I’ve often heard people relate forming patron relationships with deities like dating, and it seems like a pretty accurate metaphor. There’s the honeymoon phase, where everything you do is with your patron in mind, every breath you take becomes a whisper of love and thanks. Then you slowly start to peel away the romanticized view of your patron and relationship, and realize that like any relationship, this will take work from both ends.

The ‘honeymoon’ phase of my patronage lasted quite a while—two or three years, I would say. Within those years, I didn’t have to strain to hear or feel my patron—I knew he was there. It was like stepping outside and being aware of everything—the warmth of sunlight hitting your bare skin, the breeze playing with your hair, the smell of rain. I didn’t have to go looking for our connection, it was just always there.

This sensitivity to my patron made it easier to connect with him, and to break out into spontaneous devotional multiple times a day. It was something that came as naturally as breathing.

But now that I’m past that phase, now that I don’t sense him as easily anymore, I realize that I’ve been relying on him to instigate my devotionals. I was in need of constant reminders of his presence to acknowledge him, however easy it might have been.

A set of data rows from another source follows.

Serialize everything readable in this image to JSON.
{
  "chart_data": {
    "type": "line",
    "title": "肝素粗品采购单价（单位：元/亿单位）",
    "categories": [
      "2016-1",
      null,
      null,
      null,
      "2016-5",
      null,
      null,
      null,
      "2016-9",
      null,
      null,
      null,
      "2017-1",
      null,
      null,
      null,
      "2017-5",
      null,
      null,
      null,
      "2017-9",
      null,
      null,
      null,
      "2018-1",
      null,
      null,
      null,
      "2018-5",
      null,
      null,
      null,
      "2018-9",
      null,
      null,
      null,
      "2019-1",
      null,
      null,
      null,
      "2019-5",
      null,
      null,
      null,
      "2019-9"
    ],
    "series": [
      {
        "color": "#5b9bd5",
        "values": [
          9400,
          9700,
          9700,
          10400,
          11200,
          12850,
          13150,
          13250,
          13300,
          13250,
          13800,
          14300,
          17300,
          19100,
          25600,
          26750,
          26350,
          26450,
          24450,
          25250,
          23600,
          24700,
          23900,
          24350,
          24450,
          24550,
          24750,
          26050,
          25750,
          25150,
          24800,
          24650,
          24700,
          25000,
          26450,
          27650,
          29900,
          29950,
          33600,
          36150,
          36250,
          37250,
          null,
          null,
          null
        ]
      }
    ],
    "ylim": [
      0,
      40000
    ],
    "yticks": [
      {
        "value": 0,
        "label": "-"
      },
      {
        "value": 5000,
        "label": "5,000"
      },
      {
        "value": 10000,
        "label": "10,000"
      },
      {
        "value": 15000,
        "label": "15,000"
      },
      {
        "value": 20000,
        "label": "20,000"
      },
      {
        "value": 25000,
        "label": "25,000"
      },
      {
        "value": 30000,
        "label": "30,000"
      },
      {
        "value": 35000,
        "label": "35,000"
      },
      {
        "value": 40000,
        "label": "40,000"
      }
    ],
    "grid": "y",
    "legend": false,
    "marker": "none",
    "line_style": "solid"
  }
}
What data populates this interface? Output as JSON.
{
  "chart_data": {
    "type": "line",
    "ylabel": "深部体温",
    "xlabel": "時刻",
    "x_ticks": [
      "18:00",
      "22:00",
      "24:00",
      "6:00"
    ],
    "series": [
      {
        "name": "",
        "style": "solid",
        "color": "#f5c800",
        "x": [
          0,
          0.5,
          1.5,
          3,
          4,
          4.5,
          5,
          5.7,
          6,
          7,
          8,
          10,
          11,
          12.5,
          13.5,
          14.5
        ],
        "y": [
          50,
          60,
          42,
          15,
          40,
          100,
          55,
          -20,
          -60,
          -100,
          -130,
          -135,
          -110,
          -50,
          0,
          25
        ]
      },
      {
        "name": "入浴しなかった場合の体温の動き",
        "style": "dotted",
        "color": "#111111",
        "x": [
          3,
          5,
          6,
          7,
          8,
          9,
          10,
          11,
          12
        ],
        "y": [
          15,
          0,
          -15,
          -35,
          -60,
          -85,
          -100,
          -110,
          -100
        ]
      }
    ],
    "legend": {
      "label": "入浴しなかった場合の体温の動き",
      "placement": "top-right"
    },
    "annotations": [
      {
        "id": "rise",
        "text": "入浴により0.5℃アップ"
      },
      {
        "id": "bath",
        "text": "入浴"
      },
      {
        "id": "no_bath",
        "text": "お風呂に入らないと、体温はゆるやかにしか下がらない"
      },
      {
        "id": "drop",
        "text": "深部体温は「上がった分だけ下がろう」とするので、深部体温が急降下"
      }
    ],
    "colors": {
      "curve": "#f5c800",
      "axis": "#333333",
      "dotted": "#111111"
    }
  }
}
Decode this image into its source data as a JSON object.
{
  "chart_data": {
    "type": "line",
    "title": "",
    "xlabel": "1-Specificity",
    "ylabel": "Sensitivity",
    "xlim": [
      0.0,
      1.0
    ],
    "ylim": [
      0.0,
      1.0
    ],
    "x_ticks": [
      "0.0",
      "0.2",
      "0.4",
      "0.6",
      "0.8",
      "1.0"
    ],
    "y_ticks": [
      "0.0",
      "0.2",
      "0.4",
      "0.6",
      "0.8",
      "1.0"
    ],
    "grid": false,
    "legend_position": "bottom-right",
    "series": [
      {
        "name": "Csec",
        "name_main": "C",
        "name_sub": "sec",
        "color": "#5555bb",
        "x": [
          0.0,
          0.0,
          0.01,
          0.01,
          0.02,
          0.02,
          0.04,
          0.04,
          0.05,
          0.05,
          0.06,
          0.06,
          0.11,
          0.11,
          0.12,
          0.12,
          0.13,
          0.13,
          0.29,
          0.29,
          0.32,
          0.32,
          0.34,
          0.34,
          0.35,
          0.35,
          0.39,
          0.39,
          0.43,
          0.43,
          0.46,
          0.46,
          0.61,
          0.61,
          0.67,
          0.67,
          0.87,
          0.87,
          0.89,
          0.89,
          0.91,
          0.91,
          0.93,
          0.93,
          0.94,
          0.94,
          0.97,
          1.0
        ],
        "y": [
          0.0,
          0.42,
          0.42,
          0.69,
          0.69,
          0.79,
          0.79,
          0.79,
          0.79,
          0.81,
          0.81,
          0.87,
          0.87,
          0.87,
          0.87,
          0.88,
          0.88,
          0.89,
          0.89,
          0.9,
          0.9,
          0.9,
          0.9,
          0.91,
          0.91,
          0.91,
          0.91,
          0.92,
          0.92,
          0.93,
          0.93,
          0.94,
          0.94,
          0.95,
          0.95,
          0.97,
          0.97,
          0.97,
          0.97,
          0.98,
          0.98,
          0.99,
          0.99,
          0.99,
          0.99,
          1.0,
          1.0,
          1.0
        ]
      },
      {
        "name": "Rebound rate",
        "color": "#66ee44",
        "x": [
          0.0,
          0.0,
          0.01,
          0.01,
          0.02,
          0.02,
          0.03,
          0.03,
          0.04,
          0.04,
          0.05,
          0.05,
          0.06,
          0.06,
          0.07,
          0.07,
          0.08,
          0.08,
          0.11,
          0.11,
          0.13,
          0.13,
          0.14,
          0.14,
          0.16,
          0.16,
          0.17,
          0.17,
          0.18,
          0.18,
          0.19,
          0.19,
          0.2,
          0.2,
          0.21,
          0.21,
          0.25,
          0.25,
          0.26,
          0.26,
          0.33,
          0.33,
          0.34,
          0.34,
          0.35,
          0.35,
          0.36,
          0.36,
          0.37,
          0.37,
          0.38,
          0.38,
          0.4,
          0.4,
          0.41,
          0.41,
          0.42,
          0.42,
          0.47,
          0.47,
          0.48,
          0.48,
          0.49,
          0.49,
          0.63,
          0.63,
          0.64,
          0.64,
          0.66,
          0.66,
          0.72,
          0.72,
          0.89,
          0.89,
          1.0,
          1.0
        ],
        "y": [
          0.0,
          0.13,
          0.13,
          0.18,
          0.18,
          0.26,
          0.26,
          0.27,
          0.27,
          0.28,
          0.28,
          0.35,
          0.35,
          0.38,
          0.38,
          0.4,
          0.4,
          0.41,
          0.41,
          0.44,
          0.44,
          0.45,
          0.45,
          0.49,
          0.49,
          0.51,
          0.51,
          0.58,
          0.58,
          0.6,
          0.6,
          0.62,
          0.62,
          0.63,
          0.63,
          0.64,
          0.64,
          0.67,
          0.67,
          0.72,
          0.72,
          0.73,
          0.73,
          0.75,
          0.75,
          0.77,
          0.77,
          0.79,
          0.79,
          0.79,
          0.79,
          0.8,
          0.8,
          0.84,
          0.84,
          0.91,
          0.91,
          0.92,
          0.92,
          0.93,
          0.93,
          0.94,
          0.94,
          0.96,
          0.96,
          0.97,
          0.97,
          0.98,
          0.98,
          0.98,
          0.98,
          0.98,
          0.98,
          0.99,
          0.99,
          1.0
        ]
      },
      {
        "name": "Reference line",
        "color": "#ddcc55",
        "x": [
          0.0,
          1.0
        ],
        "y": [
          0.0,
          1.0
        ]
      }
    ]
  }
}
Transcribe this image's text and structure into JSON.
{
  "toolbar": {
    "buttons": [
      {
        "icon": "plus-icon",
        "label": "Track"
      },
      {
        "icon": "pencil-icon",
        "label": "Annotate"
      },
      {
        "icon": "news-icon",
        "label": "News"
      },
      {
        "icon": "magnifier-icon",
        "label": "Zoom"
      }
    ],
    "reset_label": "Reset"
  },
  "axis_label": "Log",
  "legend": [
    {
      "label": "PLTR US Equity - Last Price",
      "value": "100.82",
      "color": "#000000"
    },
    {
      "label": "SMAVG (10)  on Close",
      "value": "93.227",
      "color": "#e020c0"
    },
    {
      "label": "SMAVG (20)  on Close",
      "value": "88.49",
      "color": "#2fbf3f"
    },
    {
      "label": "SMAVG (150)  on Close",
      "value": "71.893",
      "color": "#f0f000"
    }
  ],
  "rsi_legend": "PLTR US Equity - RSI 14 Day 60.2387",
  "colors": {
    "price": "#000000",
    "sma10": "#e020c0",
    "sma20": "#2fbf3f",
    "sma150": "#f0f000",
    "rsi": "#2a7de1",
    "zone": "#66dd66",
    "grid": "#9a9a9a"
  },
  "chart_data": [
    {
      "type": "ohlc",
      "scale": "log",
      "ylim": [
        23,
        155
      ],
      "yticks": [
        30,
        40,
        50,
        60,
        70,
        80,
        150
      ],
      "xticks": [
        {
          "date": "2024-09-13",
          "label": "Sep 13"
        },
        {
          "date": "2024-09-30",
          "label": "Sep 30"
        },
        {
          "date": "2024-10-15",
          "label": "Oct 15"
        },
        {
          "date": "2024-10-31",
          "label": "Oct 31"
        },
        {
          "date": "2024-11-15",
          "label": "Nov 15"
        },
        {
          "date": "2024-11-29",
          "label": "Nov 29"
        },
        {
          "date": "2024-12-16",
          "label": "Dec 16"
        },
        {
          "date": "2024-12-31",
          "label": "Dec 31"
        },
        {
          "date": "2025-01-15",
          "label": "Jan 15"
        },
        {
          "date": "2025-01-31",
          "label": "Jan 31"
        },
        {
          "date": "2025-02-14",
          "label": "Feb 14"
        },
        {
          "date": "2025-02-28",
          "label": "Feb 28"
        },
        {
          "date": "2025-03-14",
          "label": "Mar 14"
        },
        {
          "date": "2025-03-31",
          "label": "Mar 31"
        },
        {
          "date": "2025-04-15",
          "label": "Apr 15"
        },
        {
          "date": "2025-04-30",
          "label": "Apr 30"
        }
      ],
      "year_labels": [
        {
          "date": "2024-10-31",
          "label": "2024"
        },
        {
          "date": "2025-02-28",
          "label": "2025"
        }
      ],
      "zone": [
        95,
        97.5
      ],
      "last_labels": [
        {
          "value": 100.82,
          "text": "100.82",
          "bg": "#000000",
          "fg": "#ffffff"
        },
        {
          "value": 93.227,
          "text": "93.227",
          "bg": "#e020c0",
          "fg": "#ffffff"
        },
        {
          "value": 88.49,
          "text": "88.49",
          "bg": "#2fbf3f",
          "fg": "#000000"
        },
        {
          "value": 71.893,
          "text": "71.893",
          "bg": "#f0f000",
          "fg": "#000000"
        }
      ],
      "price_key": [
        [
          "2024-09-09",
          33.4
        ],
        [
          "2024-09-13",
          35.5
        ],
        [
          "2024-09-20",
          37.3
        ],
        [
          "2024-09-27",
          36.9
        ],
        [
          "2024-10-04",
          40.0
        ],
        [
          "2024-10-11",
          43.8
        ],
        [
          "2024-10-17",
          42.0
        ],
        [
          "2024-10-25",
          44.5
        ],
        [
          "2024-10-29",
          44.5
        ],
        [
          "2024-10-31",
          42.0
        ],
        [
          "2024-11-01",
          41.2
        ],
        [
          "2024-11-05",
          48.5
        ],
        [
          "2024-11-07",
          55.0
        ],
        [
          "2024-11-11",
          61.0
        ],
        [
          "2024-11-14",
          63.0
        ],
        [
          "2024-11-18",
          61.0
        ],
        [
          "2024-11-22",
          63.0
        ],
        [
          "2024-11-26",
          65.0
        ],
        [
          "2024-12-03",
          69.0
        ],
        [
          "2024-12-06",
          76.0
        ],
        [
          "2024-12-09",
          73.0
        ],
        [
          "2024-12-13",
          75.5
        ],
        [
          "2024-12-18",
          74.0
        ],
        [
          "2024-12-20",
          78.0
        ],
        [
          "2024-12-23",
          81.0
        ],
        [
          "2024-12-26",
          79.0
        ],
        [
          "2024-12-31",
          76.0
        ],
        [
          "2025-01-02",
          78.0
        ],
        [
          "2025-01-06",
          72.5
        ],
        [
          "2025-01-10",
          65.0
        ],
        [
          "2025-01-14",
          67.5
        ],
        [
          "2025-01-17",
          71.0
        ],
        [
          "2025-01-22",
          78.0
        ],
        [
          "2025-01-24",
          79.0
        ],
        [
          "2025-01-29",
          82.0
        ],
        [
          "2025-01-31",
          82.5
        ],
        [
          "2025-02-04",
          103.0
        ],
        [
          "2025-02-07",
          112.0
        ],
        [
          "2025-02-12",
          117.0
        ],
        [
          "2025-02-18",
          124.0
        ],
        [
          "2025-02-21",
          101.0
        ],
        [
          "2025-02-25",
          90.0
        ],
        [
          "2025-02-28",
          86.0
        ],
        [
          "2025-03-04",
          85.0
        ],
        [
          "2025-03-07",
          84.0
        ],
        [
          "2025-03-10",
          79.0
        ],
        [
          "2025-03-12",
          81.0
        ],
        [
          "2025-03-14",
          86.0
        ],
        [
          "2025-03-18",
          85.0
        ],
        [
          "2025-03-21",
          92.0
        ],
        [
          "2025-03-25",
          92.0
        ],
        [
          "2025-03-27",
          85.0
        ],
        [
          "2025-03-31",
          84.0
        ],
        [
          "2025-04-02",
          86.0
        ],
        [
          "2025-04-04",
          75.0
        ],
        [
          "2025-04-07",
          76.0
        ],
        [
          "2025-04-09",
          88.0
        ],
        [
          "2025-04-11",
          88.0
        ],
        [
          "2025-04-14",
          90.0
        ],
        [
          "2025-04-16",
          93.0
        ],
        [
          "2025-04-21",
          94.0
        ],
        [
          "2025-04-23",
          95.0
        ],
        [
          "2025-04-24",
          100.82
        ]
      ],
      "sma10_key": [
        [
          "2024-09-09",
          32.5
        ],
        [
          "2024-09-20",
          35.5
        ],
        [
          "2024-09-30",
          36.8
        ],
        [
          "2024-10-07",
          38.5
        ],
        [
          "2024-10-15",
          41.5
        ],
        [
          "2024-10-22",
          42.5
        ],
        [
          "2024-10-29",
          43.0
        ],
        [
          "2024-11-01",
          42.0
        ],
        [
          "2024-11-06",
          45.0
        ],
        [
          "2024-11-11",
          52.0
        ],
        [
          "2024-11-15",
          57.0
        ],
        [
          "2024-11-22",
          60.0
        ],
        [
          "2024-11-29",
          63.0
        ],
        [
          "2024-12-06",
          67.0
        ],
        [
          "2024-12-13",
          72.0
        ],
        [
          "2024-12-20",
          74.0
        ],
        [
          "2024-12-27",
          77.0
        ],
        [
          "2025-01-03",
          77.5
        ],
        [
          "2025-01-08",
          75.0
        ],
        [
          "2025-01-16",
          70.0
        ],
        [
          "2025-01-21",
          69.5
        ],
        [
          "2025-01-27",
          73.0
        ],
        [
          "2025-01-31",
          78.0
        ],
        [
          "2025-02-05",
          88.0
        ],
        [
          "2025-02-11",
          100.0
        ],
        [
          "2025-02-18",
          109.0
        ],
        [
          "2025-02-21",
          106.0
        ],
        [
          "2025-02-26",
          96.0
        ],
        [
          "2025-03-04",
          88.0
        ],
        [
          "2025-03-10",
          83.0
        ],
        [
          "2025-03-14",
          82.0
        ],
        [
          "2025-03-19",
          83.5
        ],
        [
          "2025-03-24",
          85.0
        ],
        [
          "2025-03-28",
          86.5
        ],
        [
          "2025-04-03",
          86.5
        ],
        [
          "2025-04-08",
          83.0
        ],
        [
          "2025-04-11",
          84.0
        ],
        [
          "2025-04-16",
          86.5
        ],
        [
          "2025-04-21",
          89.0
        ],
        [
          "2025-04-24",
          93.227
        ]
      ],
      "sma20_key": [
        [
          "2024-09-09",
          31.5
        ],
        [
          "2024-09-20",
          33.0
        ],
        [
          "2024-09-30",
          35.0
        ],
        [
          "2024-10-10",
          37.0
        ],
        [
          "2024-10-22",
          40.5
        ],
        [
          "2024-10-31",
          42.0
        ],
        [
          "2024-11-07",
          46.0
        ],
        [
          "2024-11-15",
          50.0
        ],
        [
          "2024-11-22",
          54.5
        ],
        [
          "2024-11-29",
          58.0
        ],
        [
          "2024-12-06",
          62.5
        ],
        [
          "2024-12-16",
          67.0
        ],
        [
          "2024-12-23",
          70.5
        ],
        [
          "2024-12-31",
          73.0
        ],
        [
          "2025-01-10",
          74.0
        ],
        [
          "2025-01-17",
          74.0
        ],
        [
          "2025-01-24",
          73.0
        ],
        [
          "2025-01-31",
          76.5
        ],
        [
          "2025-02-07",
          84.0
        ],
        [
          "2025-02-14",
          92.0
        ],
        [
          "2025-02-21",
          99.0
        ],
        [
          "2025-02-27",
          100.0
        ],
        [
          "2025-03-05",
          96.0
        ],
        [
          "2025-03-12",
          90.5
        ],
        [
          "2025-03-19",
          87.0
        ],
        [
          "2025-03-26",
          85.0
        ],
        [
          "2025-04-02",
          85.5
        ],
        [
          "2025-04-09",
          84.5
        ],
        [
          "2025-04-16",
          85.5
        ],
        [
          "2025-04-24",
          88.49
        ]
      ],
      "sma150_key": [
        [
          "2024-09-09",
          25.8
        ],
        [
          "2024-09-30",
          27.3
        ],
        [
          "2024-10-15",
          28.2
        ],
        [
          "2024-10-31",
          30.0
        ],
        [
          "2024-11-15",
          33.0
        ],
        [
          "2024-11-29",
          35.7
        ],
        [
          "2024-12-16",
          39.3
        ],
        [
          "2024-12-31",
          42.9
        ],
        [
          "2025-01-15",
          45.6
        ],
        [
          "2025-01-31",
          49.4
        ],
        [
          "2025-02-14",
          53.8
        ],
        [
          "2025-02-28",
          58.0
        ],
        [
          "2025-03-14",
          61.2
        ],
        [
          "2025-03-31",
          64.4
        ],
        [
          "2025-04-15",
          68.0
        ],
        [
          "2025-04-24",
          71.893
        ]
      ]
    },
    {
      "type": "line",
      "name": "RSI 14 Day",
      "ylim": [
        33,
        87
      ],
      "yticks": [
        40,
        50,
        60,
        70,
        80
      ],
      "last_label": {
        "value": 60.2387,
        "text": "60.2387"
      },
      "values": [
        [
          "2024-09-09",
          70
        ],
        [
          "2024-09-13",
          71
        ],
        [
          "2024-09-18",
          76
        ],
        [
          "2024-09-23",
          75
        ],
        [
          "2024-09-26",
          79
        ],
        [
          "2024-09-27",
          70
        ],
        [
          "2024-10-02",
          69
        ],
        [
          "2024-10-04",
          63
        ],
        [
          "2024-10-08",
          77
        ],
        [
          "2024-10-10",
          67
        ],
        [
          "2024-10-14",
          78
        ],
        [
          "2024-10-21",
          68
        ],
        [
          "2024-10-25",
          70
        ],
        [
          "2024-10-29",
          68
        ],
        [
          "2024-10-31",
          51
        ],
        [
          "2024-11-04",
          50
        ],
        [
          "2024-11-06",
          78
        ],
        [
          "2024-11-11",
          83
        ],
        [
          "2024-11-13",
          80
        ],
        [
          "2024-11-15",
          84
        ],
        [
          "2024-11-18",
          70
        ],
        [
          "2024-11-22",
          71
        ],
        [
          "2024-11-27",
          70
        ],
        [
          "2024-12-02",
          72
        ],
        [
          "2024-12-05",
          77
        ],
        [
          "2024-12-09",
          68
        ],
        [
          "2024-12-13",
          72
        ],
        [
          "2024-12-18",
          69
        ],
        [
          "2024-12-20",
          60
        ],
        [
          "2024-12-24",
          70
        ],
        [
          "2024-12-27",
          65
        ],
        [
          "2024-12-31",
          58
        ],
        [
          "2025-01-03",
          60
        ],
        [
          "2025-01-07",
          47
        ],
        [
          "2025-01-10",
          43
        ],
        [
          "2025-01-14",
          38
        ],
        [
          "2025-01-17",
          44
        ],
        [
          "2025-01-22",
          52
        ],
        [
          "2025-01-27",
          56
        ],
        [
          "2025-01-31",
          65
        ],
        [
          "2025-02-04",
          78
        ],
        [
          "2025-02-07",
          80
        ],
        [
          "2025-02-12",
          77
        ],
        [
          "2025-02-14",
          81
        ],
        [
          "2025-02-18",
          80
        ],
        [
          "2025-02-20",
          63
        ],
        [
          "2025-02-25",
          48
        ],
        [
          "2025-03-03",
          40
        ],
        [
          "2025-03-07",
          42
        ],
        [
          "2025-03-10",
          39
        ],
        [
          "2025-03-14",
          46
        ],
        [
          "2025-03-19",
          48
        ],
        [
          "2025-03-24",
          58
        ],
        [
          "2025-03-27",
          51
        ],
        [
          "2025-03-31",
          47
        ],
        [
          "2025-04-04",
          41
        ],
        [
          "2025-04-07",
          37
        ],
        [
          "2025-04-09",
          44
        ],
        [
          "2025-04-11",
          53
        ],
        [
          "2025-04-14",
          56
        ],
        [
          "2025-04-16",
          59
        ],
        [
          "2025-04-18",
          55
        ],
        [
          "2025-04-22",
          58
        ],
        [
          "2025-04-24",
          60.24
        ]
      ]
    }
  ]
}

Now I can go days, weeks even, without having that awareness of his presence. It’s getting harder and harder to be sincere in my work, and occasionally I forget why I do it. When I doubt myself or when I doubt Him, it’s a struggle to sing like I used to, or even just bask in his warmth. I know he’s still here, but it shouldn’t be his sole responsibility to tap into our connection. For so long, I relied on him to be the spark of inspiration necessary for my devotionals, that I forgot my role in our relationship. I can just as easily reach out to him, instead of waiting for him to reach out to me—I just refused to, be it because of my lack of faith, or my skepticism, or my lingering doubts.

And that, I see now, is where daily or ritualized devotionals come into play. While it may not be as heartfelt as spontaneous devotionals, it too serves its own purpose—and in my case, that purpose is to remind me of my patronage.

It is to remind me of the work I’ve done, the obstacles I’ve overcome, the experiences I’ve had, and the love I’ve felt. It’s a reminder of how far I’ve come, both as a person, and as a devotee.

And, I think He appreciates this just as much as spontaneous devotionals, if not more. With spontaneous devotionals, they’re usually always in the form of praise, honor, and thanks-giving. Because he sees us as equals, this doesn’t always jive well with him. I think he tolerates it because it is what I grew up with, and is all I’ve ever known in terms of how to honor one’s god. That being said, he has broken me out habits that he sees as totally unacceptable, such as kneeling while praying.  Even thanking him too often or for little things has gotten me scolded before, so I’ve learned to restrain myself.

Like I said, it requires work from both ends of the relationship.